My left eye, the wind is making it cry. Besides shivering, besides cold feet, a cold head, cold legs, my left eye is tearing up. And so I blink against the wind and try to focus on the text, but it is the sub-text that comes through. A man just passed, walking two huskies. He asked as he went, "Do you write poetry for dogs?" Off his dogs led him into Sherwood before I could answer. "Ah, it seems I do, it seems I do."
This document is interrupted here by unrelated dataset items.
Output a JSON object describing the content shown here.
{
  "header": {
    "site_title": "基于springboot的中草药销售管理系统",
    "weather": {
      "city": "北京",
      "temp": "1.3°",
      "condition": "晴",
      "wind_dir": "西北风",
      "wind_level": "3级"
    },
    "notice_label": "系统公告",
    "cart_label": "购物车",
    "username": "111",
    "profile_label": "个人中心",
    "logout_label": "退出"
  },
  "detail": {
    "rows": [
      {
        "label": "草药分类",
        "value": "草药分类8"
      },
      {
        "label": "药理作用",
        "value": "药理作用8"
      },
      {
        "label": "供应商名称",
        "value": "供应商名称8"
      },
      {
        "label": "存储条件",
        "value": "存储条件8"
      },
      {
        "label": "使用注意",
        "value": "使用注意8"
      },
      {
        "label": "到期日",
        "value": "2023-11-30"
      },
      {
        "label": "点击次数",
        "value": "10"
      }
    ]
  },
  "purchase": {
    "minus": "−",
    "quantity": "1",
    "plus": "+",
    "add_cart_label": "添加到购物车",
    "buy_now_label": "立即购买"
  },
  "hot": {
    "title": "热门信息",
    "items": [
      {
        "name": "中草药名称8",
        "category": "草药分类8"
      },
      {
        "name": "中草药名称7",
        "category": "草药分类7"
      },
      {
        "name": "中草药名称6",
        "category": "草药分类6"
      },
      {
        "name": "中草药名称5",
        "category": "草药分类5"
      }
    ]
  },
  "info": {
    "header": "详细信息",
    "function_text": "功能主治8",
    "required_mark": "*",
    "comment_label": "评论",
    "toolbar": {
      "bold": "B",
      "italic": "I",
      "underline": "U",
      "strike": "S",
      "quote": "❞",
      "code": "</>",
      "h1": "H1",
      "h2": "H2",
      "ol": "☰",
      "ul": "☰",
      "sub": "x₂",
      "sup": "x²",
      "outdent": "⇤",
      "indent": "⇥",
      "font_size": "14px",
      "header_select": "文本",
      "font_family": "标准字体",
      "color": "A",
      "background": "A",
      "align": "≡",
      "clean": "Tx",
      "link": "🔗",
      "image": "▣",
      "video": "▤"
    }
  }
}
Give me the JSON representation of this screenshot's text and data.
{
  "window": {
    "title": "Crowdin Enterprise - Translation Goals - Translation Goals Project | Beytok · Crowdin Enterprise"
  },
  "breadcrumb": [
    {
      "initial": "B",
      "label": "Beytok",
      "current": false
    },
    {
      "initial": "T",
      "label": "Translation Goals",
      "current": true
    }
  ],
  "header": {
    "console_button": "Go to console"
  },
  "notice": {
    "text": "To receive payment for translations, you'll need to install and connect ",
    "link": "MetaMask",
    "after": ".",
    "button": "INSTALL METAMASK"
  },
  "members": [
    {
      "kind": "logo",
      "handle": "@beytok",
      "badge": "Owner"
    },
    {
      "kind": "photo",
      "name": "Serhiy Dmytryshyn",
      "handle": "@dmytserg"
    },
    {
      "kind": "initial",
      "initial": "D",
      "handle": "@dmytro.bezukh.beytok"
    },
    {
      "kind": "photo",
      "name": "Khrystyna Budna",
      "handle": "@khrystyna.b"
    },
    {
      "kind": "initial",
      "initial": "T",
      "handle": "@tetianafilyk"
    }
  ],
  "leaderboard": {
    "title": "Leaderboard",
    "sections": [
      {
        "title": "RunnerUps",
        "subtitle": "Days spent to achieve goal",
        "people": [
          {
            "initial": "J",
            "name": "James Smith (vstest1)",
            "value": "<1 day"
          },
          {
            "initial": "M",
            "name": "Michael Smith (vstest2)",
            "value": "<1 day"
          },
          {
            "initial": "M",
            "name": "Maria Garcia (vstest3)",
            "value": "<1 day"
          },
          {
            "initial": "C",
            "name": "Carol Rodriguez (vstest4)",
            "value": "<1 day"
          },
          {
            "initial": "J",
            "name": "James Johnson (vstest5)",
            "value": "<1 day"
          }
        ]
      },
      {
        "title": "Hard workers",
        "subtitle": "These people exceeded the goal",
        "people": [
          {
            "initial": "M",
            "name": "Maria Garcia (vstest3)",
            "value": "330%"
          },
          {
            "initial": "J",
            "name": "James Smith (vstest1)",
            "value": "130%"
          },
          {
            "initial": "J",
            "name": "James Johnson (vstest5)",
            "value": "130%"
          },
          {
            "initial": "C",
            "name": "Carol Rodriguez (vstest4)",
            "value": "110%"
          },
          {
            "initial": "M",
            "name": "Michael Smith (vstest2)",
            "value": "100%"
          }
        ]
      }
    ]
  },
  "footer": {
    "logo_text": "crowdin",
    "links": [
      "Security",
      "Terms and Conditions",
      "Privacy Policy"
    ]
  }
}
Tom talks to me about the sailing barges, or bateaux, that used to run up and down the Columbia River, flat-bottomed barges with square sails that were used to transport trade goods and furs in the 19th century. My friend, Oliver, plans to take his 18' wooden sailboat from the source of the Columbia in Eastern Washington to Astoria at its mouth. "Depending on the weather and wind, that could take a while," Tom warns.
My left eye is weeping. I suppose the wind is making it cry.
I have collected pine cones from the Borealis Strip and brought them to the tulip trees in my meadow. At the terminus of each fingerling branch, I balance one pinecone. They dangle like chandelier drops, wiggle in the wind. A man pauses beside them. "It's like one of those trees from another culture where they decorate them to make wishes come true." "Yes," I say, "may your wishes come true."
I have hung my tulip trees with pine cones. Each pinecone is a manifesto. Eventually the wind will knock them down in circles around the tree.
MANIFESTOS - FIRST LINES
The Chelsea Hotel Manifesto (1961) by Yves Klein exhibits dedication. "Due to the fact that I have painted monochromes for fifteen years."
The Futurist Manifesto displays passion. "We have been up all night, my friends and I."
The Communist Manifesto strikes fear. "A spectre is haunting Europe."
The Cheap Art Manifesto accomplices. "For awhile now, many of us have felt growing dissatisfaction with some popular arts events."
The Crap Art Manifesto has yet to be written.
The Manifesto of Visionary Art removes the blindfold. "The Visionary artist uses all means at his disposal - even at great risk to himself - to access different states of consciousness and expose the resulting vision."
The Poetry Manifesto has only one line, "Poetry rejects definition."
Robert Grenier's "I HATE SPEECH" Manifesto is another one liner, and that's it, "I HATE SPEECH."
An Outlaw Poet Manifesto, written by Alan Kaufman, is strong in belief. "To be one from whose ashes someday truth shall arise."
Personism, A Manifesto by Frank O'Hara (1961), explains and concedes. "Everything is in the poems, but at the risk of sounding like the poor wealthy man’s Allen Ginsberg I will write to you."
Wendell Berry's Manifesto: The Mad Farmer Liberation Front incites. "Love the quick profit, the annual raise,/vacation with pay. Want more/of everything ready-made."
Lawrence Ferlinghetti's Populist Manifesto No. 1 demands action. "Poets, come out of your closets,/Open your windows, open your doors,/You have been holed-up too long/in your closed worlds.
Time Rebel Poets' Manifesto refuses the bounds of time. "We are INDIVIDUALS that refuse to be captured by time."
The Conservative Poetry Manifesto politicizes. "In light of the separation of America into “Two Nations.”